Sunday, March 22, 2009

Collecting Art Supplies

The last 2 weeks have been very tough for me. I have a ton of ideas but I got this horrible cold that I couldn't seem to shake. I'm back in the game again and feeling up to doing things. Spring is showing up and that has made a huge difference.

Lately I'm reading about the work of Mierle Ladderman Ukeles. I have been inspired by her Maintenance Manifesto and Flow City. When I think of the bags in the trees I am conflicted. Is my idea to remove them because they are bad for the environment or is it because I enjoy my relationship with them the sense of discovery as I notice. Hey look! "bagintree".
Everyday I drive home from work and I see the bags they become visible. I start to see them as friends along my route and when a new one appears I notice.

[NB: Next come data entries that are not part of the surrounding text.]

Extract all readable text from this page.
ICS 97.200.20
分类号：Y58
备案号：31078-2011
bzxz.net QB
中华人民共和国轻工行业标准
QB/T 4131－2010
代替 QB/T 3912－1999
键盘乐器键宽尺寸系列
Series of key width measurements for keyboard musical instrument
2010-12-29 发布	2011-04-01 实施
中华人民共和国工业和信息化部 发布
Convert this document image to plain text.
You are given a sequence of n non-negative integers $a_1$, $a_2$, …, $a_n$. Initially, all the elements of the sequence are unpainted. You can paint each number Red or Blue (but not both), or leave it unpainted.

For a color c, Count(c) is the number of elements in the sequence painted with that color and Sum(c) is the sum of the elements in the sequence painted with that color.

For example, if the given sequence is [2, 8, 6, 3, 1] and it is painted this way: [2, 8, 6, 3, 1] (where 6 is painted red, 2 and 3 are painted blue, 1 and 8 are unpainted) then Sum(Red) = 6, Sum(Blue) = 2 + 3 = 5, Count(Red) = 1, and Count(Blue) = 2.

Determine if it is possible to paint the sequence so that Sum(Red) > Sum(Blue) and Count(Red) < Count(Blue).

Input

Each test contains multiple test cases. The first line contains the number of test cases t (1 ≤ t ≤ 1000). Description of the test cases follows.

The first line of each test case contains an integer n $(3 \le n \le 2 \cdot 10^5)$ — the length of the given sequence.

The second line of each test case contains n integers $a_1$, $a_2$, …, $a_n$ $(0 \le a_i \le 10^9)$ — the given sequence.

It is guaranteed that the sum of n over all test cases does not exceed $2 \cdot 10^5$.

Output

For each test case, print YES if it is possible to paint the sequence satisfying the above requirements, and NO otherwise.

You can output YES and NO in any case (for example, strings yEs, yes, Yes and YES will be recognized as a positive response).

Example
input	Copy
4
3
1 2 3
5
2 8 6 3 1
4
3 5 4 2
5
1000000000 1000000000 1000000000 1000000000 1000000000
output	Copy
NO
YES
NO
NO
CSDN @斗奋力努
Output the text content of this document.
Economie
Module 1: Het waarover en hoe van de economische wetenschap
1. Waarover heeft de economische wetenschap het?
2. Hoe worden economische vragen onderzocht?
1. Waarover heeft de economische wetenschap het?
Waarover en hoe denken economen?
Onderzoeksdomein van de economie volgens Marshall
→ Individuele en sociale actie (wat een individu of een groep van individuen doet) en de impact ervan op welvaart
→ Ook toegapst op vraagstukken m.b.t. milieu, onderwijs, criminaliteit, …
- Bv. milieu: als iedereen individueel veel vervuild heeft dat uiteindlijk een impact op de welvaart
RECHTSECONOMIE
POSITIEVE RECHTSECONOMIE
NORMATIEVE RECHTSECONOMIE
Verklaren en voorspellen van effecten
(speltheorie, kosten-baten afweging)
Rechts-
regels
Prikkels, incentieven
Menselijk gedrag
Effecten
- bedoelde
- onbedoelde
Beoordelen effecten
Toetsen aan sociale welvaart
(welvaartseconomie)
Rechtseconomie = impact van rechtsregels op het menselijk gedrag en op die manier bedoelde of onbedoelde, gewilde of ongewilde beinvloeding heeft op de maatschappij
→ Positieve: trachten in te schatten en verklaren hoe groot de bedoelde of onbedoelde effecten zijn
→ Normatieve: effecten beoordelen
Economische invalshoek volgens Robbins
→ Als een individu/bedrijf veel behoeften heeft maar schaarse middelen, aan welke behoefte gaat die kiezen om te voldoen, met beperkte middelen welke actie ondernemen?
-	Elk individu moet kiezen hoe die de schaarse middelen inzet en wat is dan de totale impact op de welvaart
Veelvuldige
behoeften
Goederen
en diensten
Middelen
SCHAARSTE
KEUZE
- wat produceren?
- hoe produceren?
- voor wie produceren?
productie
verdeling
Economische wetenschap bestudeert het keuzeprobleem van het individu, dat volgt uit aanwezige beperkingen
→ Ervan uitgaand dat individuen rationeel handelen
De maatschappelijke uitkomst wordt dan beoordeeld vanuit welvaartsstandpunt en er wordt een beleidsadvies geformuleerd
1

This activity of marking time and my journey is very comforting.
Then I know the reality of them, they break down into more and more toxic substances as they get smaller and smaller poisoning the ground as apposed to something like a nurse tree that returns nutriants to the ground and brings forth new life.
Ukeles talks in her Flow City proposal about our relationship with the earth. Earth as virgin, the untouched landscape of the romantic waiting for the swashbuckling hero to arrive on the scene, earth as mother the giver of life the always forgiving and loving, and earth as whore something to be exploited and used for our pleasure. All of Ukeles work at Freshkills landfill is to banish these anthropomorphizing visions that have become exploitations

So here is my own struggle: Am I making more commodity for consumption? Am I simply responding to my environment from a holier than thou perspective? Or am I engaged in a maintenance project of change?
For now I'm looking into maintenance.

1 comment:

  1. Holy crap! I can't believe how many bags were in that one spot! PHLEGM EWWWW. Glad to see that you were wearing gloves. I can relate to the "bagintree" thought. I, too, have those thoughts. What causes me to pay attention? The bags or the fact that I now relate them to you? I also think about the commodity and consumption in my own work. Am I creating things that will just end up in the landfill?